The Scottish Government will move to hold a second referendum on independence from the United Kingdom, the country's First Minister has announced, blaming the UK Government's lack of compromise over Brexit.
Nicola Sturgeon made the announcement in a speech on Monday morning at Bute House, as MPs in Westminster prepared to give Theresa May the power to trigger Article 50 and begin Brexit negotiations.
She said the UK Government had "not moved even an inch in pursuit of compromise and agreement" with the Scottish Government over Brexit and that even a good deal would be "significantly inferior" to the status quo.
Ms May, however, accused Ms Sturgeon of playing "games" and the SNP of having "tunnel vision".
In her announcement at Bute House, Ms Sturgeon said: "If Scotland can be ignored on an issue as important as the EU and the single market then it is clear that our voice can be ignored at any time and on any issue."
The First Minister said the vote had to be held between Autumn 2018 and Spring 2019 – before it was "too late" but after "the terms of Brexit are known". The First Minister says she will apply to the UK Government to authorise the referendum but that it should respect the will of the Scottish Parliament.
Under the so-called "Section 30 order" used to a call a referendum the UK Parliament must authorise a poll – meaning Ms Sturgeon's call could be blocked by Theresa May.
She added: "The option of no change is no longer available. But we will give the Scottish people a choice about the kind of change we want."
“I believe that it would be wrong for Scotland to be taken down a path that it has no control over regardless of the consequences for our economy, for our society, for our place in the world, for our very sense of who we are as a country. That would be wrong, and therefore my judgement is that we should have that choice," she said.
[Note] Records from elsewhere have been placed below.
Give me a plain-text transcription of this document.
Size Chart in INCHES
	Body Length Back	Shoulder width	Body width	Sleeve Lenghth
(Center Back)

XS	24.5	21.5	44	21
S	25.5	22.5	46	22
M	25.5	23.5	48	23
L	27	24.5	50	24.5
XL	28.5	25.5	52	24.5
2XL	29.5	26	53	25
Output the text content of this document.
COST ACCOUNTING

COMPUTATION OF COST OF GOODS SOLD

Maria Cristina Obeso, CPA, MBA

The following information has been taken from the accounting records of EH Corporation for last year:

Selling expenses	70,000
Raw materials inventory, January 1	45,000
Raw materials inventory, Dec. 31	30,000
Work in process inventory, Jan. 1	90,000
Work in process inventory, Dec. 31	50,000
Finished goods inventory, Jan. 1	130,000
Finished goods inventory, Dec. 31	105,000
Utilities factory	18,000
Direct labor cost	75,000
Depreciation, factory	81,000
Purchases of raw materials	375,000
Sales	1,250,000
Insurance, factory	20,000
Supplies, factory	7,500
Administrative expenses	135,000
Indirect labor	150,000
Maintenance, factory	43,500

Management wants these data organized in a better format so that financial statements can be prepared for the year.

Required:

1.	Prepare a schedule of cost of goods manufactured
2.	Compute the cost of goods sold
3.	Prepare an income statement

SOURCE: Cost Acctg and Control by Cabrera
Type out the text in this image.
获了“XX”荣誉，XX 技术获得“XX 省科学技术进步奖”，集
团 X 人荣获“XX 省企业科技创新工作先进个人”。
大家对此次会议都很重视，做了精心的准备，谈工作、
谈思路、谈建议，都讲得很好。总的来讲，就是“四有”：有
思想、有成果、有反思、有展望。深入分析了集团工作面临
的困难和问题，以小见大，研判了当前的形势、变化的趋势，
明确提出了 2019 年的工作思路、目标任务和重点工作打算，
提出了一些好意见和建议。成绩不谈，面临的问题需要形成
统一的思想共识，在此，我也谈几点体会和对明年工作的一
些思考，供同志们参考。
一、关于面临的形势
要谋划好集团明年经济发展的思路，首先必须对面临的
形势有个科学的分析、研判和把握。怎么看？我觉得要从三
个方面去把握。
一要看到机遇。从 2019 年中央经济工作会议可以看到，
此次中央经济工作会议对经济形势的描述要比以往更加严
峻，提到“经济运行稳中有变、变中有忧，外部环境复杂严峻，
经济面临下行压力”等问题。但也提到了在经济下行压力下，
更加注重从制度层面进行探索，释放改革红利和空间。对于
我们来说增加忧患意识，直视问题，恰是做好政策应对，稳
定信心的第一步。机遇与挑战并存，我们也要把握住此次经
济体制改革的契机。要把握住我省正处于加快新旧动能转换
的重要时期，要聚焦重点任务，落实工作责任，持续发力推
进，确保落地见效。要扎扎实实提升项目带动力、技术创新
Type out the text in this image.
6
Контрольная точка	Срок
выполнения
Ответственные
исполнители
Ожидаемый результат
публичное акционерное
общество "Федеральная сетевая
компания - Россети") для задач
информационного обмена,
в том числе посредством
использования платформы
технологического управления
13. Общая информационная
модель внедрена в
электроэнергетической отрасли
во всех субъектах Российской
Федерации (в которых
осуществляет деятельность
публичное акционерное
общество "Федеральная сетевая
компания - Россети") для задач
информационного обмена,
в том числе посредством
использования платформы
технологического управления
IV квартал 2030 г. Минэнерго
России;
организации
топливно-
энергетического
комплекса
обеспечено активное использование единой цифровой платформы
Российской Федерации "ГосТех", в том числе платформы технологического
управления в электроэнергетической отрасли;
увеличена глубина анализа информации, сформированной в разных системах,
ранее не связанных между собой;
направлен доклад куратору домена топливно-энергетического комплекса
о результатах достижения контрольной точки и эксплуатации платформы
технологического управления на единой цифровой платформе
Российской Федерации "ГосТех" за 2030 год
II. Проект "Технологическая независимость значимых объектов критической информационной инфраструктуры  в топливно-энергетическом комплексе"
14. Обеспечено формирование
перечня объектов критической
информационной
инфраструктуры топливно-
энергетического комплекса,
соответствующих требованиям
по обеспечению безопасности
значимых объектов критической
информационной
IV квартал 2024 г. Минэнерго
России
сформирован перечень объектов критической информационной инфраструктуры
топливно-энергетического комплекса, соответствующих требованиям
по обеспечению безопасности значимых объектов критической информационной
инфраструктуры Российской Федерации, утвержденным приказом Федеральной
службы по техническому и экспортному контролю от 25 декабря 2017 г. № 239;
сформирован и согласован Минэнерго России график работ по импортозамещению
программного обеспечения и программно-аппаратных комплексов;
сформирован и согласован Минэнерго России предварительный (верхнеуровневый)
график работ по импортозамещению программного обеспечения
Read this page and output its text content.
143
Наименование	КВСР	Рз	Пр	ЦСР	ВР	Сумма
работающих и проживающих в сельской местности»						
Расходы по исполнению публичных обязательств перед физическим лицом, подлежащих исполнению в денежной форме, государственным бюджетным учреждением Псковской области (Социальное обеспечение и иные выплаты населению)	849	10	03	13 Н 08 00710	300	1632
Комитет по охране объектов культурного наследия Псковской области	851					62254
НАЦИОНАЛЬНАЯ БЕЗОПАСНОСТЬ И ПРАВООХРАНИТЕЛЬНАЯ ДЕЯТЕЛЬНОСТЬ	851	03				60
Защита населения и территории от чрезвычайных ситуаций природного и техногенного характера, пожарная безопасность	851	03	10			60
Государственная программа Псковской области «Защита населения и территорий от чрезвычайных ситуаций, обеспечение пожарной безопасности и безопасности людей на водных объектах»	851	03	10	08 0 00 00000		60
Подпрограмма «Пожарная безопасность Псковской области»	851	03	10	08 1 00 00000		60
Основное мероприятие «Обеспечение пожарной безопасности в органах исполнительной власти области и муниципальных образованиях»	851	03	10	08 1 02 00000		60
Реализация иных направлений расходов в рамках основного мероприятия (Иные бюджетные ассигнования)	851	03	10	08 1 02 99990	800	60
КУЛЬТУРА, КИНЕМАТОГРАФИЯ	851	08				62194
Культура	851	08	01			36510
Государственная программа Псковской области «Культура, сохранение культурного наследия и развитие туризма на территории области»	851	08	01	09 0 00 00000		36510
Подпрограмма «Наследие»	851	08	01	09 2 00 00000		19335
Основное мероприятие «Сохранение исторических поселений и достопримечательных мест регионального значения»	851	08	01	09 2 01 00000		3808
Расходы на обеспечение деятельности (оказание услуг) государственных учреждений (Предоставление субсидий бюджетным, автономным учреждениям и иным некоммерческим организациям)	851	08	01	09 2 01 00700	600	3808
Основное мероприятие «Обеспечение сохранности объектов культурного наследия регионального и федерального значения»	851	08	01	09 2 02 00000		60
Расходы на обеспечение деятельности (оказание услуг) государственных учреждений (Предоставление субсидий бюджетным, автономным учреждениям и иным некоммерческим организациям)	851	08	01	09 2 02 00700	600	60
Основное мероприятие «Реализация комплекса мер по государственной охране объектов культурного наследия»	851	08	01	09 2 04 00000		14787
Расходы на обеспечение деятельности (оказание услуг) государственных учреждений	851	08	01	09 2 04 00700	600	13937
"I believe that in a referendum the Scottish people will opt for independence, but that will be the choice of the Scottish people and I’ve been very clear that that will be an informed choice.”
The SNP won the Scottish Parliament elections last year on a manifesto that explicitly said another referendum was an option if Scotland was "taken out of the EU against our will".
Scotland voted by 62 per cent to stay in the the European Union while the UK as a whole voted out. Theresa May has also confirmed that she will take Britain out of the single market – one of the "red lines" previously set by Ms Sturgeon for another vote.
The SNP's 2016 manifesto said: "We believe that the Scottish Parliament should have the right to hold another referendum if there is clear and sustained evidence that independence has become the preferred option of a majority of the Scottish people – or if there is a significant and material change in the circumstances that prevailed in 2014, such as Scotland being taken out of the EU against our will."
Reacting to Ms Sturgeon's announcement, the Prime Minister Theresa May said: “The tunnel vision that the SNP has shown today is deeply regrettable. It sets Scotland on a course for more uncertainty and division, creating huge uncertainty.
“This is at a time when the Scottish people, the majority of the Scottish people, do not want a second independence referendum.
“Instead of playing politics with the future of our country the Scottish government should focus on delivering good government and public services for the people of Scotland. Politics is not a game.”
The first referendum on independence was held in September 2014 and was won by the unionist side by 55 per cent to 45 per cent.
Labour's Jeremy Corbyn said this week that his party would not stand in the way of a second Scottish independence referendum if one was called.
A UK Government spokesperson said: “As the Prime Minister has set out, the UK Government seeks a future partnership with the EU that works for the whole of the United Kingdom. The UK Government will negotiate that agreement, but we will do so taking into account the interests of all of the nations of the UK.
"We have been working closely with all the devolved administrations - listening to their proposals, and recognising the many areas of common ground, including workers’ rights, the status of EU citizens living in the UK and our security from crime and terrorism.
“Only a little over two years ago people in Scotland voted decisively to remain part of our United Kingdom in a referendum which the Scottish Government defined as a ‘once in a generation’ vote. The evidence clearly shows that a majority of people in Scotland do not want a second independence referendum. Another referendum would be divisive and cause huge economic uncertainty at the worst possible time.
“The Scottish Government should focus on delivering good government and public services for the people in Scotland.”